Why the Gesture?

I found myself telling my story to a colleague this week yet again. 22 and a dreamer. Heading to Mozambique without a plan other then ‘helping’. Starting it all without much thought. Running with your heart and working with all your strength.

A story

I remember her like it was today. We took the car and then walked a long while. We were in Nhancutse. Gina was at the door. She had her book in her knees, trying to do homework. I remember being surprised that she was doing homework, it wasn’t a common sight. And that she was talking good Portuguese. Caring for her siblings. At the door of a hut without a ceiling, without windows. A good 2 hours walk away from school. Her story may have added another 10 years of determination to do more. And yet, her story was not isolated.


Every time I go back, I wonder if the distance grows. I used to return way more often than today, spend long periods of time there, just be there. As the team grows, I know less, I fear my distancing. And then I land and the warmth of it all just embraces me. Whilst I may not know all the details and faces, I share the determination to make things different. I share the empathy for what we fail to do. I share the will of what else we can achieve. The smiles multiply. Many of them don’t even know that I started it. It almost hurts, and then I smile. It is more than me, where it needs to be. I am but a piece of this puzzle that tries to every day change the way these children get the world.

Out of comfort zone

My space? There, teaching them letters and IT, organising football games and setting up the library, doing braids and helping with homework. But that is not where I am. That was the basis that allowed me to understand the importance of what came next. I then moved to spreadsheets, plans, reports. Still in my space, still where I thrive. Behind a screen.

Spreadsheets multiply, time is short, and I need to speak. I need to speak up and tell my story, I need to reach out and ask for money. I need to tell you (not just write to you). Because my eyes were the first ones they seem to still shine brighter even when I am totally out of comfort, selling our story of change, asking for money. I hesitate, ‘I don’t know all the details anymore’, ‘I am not a salesperson’, and then I get over it and go. In fact, talking about the charity has gotten me out of the panic of public speaking (now I only have fear, no panic).

A time of change

Over the last year, we have given A Little Gesture a push to get out of the family nest. Go out and venture the world. Seek to create wings that I can fuel and guide but not hold back. It has been a year of change for all of us, one where I have chosen that one of the biggest achievements of my life was one I never dreamed of and I embraced it as an achievement. No matter what comes for the next 20. The Power of One.

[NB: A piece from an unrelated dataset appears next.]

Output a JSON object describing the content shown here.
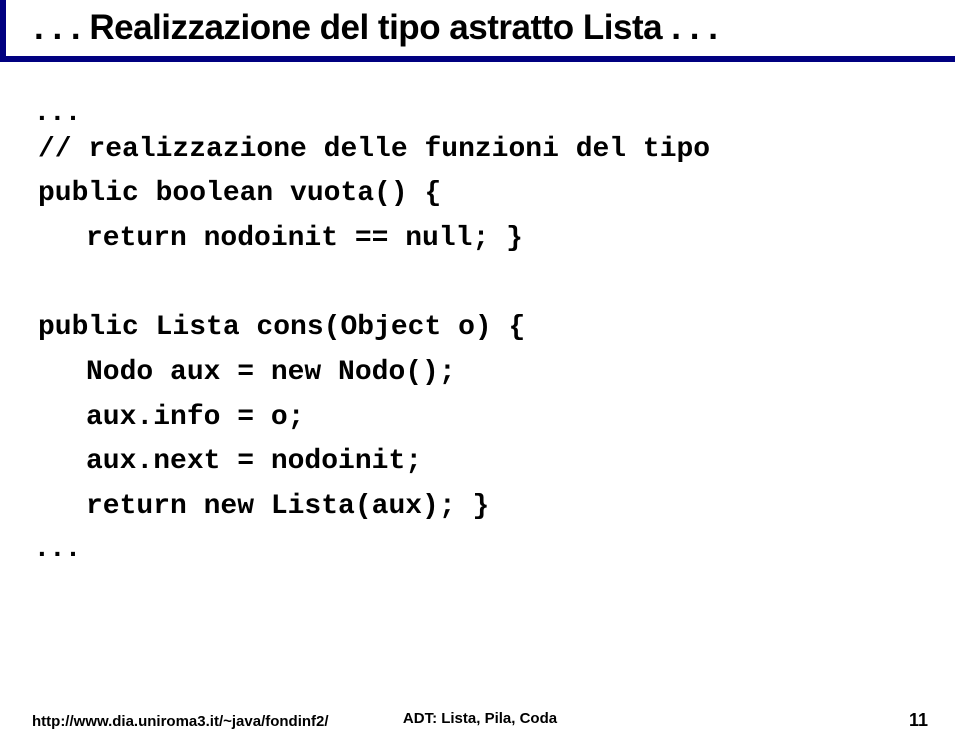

I am no longer shying away from telling everyone about the amazing work we are doing. How each story matters to us, each name makes us go further. Yes, we have our mishaps and mistakes and there is so much my corporate strategist self still wants to do different. But we are quick to forget the magnitude of the 1000 sponsored children, the 2500 children eating daily, the more than 200 children on pre-schools, the houses built, the crafts learnt. That is why I need to keep going there. And need to keep telling you. So I don’t forget. That is the Why.

Cash is king (or rather queen)

In this special time of change, one thing does not change. Cash is king, and very little can be done without it. So I won’t go round it, I will just leave you with this smile and smell of Mozambique. And hope you can contribute for our year end appeal. Or to any other that makes you smile.